Harga Beras Dunia Anjlok: Thailand, Vietnam, dan Kamboja Ketar-ketir, Indonesia Cetak Rekor Produksi
Harga Beras Dunia Anjlok: Thailand, Vietnam, dan Kamboja Ketar-ketir, Indonesia Cetak Rekor Produksi
Berdasarkan Rice Outlook edisi April 2025 dari USDA, Indonesia menunjukkan performa luar biasa. Produksi beras Indonesia pada musim 2024/2025 mencapai 34,6 juta ton beras giling—tertinggi di ASEAN, sekaligus menempatkan Indonesia sebagai produsen terbesar di kawasan, melampaui Vietnam dan Thailand.

Jakarta, MERDEKANEWS – Harga beras dunia anjlok tajam ke titik terendah dalam beberapa tahun terakhir, dipicu oleh melimpahnya pasokan dari India, Indonesia, dan negara-negara Asia lainnya.  Kondisi ini mengguncang eksportir besar seperti Thailand, Vietnam, dan Kamboja yang mengandalkan pasar tradisional, termasuk Indonesia. Namun, di tengah tekanan global ini, Indonesia justru mencetak tonggak sejarah: mencatatkan rekor produksi tertinggi dan berhasil keluar dari ketergantungan impor beras konsumsi. Indonesia bahkan disebut mencetak rekor produksi tertinggi se-ASEAN.

Berdasarkan Rice Outlook edisi April 2025 dari USDA, Indonesia menunjukkan performa luar biasa.

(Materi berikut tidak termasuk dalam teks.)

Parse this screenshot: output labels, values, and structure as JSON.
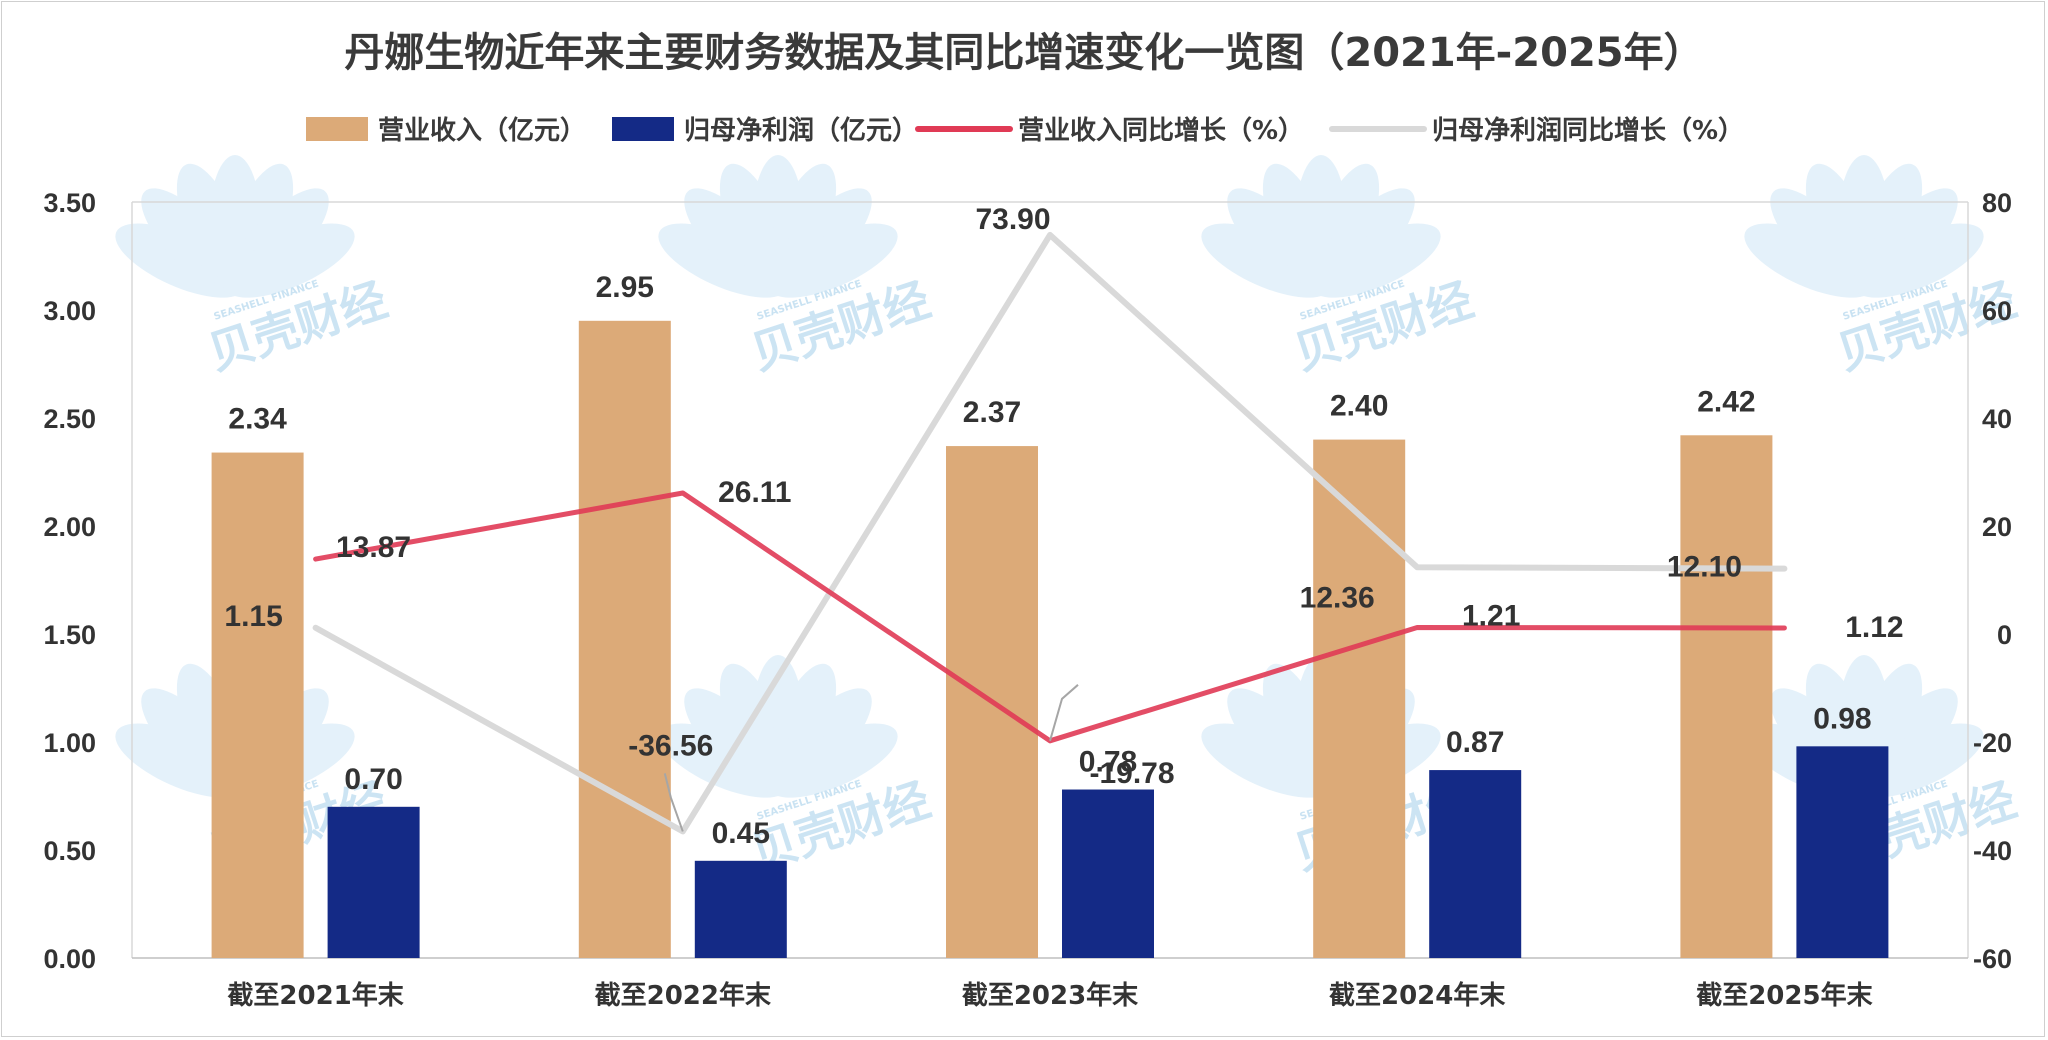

Produksi beras Indonesia pada musim 2024/2025 mencapai 34,6 juta ton beras giling—tertinggi di ASEAN, sekaligus menempatkan Indonesia sebagai produsen terbesar di kawasan, melampaui Vietnam dan Thailand.

FAO juga mencatat produksi beras global 2024/2025 mencapai rekor tertinggi sebesar 543,6 juta metrik ton. Jika ditambah stok sebelumnya, total pasokan global menembus 743 juta ton—jauh di atas kebutuhan konsumsi dunia yang berada di angka 539,4 juta ton. India sendiri mencatatkan stok beras dan gabah pemerintah sebanyak 63,09 juta ton per 1 April 2025, lima kali lipat dari target 13,6 juta ton. India diprediksi meningkatkan ekspor sebesar 25%, mencapai 22,5 juta ton pada 2025. Ini membuat India menguasai lebih dari 40% pangsa ekspor global, melampaui gabungan ekspor dari Thailand, Vietnam, Pakistan, dan Amerika Serikat.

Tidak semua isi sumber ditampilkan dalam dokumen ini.